Scene detection allows you to extract information about a user's preferences, such as art and theatres, nightlife, and sports. And the object detector can recognise food, musical instruments, vehicles, etc., as well as analyse demographics (age, family) by people's faces and determine social status. All the faces found in photos undergo clustering: the algorithm groups the face of each person (the user’s selfies, their relatives and friends) into separate clusters. Then all the photos with faces are marked as private (containing personal information about the users and their friends), and other photos (including those without faces) are marked as potentially public.

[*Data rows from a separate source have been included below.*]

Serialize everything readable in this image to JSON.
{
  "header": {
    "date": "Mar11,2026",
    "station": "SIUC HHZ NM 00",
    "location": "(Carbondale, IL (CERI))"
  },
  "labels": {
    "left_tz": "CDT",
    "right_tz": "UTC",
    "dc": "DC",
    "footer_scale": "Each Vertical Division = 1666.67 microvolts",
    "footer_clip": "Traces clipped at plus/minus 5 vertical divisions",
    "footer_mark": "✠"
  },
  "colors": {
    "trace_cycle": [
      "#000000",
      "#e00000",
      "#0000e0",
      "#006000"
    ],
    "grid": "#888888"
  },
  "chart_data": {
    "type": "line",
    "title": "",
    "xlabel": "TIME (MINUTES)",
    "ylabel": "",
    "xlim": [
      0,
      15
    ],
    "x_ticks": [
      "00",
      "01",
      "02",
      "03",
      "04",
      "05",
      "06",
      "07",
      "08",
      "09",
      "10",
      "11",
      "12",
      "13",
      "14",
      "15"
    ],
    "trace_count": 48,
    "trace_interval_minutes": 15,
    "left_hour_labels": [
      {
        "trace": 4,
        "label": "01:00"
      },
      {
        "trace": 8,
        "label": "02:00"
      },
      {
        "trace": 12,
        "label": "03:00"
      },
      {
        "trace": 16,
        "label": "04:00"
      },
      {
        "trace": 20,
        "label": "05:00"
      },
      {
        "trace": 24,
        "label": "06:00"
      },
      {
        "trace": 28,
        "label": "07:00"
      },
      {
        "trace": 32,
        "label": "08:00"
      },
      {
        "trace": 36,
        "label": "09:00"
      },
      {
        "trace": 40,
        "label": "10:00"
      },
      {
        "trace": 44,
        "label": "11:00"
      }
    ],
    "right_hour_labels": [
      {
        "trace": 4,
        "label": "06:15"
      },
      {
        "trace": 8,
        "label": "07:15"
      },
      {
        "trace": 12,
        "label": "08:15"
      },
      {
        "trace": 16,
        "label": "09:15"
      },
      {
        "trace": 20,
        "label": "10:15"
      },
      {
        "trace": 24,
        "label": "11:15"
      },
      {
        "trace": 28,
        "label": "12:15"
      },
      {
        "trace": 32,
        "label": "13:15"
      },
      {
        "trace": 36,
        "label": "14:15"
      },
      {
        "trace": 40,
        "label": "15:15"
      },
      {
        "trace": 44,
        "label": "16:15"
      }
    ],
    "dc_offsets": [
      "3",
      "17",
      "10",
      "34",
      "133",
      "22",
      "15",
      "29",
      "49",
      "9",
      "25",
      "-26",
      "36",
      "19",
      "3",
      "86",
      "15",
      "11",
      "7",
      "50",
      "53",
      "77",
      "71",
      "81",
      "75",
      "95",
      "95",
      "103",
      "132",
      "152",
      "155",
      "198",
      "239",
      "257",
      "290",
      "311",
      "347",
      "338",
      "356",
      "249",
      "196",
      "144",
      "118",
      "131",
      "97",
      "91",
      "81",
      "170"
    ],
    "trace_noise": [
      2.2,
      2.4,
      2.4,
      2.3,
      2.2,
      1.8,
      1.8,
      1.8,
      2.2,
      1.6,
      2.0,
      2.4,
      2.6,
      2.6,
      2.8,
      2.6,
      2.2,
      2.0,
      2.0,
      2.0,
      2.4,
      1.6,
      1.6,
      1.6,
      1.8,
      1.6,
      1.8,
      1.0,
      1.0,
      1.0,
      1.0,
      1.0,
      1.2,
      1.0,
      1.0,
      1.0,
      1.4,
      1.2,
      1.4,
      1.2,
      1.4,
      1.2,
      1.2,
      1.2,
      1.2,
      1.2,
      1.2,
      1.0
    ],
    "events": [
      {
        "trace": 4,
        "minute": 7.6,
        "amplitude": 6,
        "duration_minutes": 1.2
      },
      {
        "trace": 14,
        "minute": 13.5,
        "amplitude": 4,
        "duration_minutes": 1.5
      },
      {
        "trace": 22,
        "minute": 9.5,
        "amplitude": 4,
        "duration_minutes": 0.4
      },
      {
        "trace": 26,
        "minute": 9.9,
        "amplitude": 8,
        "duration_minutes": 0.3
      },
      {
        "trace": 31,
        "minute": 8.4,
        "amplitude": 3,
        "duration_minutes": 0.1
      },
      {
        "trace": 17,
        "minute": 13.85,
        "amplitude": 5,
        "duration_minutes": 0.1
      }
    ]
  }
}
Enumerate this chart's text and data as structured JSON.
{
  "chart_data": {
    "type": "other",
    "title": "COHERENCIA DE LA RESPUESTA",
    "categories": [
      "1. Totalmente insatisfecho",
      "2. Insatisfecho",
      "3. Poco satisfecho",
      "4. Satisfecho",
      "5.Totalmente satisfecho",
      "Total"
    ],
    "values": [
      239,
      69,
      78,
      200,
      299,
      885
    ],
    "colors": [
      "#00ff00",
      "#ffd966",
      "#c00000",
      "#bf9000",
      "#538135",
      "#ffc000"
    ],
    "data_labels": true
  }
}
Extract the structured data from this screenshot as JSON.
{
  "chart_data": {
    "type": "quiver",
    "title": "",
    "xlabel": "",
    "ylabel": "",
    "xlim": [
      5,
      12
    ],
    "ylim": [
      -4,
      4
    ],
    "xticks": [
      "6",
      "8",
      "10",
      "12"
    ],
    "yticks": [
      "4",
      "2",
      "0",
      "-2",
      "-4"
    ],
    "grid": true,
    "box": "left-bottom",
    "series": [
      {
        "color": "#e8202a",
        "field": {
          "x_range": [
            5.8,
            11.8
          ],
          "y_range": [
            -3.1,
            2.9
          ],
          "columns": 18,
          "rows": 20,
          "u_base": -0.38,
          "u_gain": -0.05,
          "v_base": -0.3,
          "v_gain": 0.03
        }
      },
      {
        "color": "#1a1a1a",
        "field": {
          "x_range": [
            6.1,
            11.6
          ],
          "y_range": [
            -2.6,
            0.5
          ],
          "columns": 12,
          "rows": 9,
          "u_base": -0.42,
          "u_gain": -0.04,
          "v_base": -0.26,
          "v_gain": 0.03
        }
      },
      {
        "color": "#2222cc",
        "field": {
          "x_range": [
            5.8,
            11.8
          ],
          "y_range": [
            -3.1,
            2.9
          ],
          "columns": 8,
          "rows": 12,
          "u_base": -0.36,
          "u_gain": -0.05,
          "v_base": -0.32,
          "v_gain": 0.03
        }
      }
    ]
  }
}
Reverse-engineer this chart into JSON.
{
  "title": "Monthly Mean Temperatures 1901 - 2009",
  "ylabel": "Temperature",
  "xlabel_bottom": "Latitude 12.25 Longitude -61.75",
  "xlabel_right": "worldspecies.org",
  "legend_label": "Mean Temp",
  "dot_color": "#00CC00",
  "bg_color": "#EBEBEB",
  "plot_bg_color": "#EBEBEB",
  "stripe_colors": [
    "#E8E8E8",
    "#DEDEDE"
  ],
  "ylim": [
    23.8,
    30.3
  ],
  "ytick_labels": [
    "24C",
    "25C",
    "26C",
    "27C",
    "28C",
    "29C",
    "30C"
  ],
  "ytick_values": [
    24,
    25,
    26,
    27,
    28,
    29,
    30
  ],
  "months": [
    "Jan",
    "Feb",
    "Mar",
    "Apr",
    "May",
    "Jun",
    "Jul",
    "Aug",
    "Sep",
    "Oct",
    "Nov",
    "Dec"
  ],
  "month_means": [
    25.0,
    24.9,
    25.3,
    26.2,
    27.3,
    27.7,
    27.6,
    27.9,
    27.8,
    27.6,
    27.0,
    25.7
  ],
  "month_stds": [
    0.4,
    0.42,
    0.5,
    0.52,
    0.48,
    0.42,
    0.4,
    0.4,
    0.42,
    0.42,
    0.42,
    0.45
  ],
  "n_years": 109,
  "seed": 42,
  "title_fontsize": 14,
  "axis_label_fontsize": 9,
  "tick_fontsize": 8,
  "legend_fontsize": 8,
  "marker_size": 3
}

This ensures personal data protection; all private photos and videos are processed only on the phone in offline mode. Other photos can be sent to a remote server for scene classification and object detection using high-accuracy computationally complex neural networks.
‘Due to the fact that we identified private as well as public photos that are processed on a remote server, we got a 2–4% more accurate result than by using only neural networks for mobile devices, and only a 0.5% less accurate result than when processing all photos using complex server models,’ explains Andrey Savchenko.
The proposed solution was implemented in a mobile application for the Android operating system. Experimental results show the possibility of efficient image processing with an improvement in accuracy by 2–12% compared to analogues due to the fact that scenes and objects are processed simultaneously.
The user’s digital profile is stored as a histogram of interests that can be used by recommendation systems. For example, scientists have already developed a recommendation system for restaurants. Based on the location and information about food preferences, the system offers the top 10 restaurants that match the user's profile and have the maximum average rating.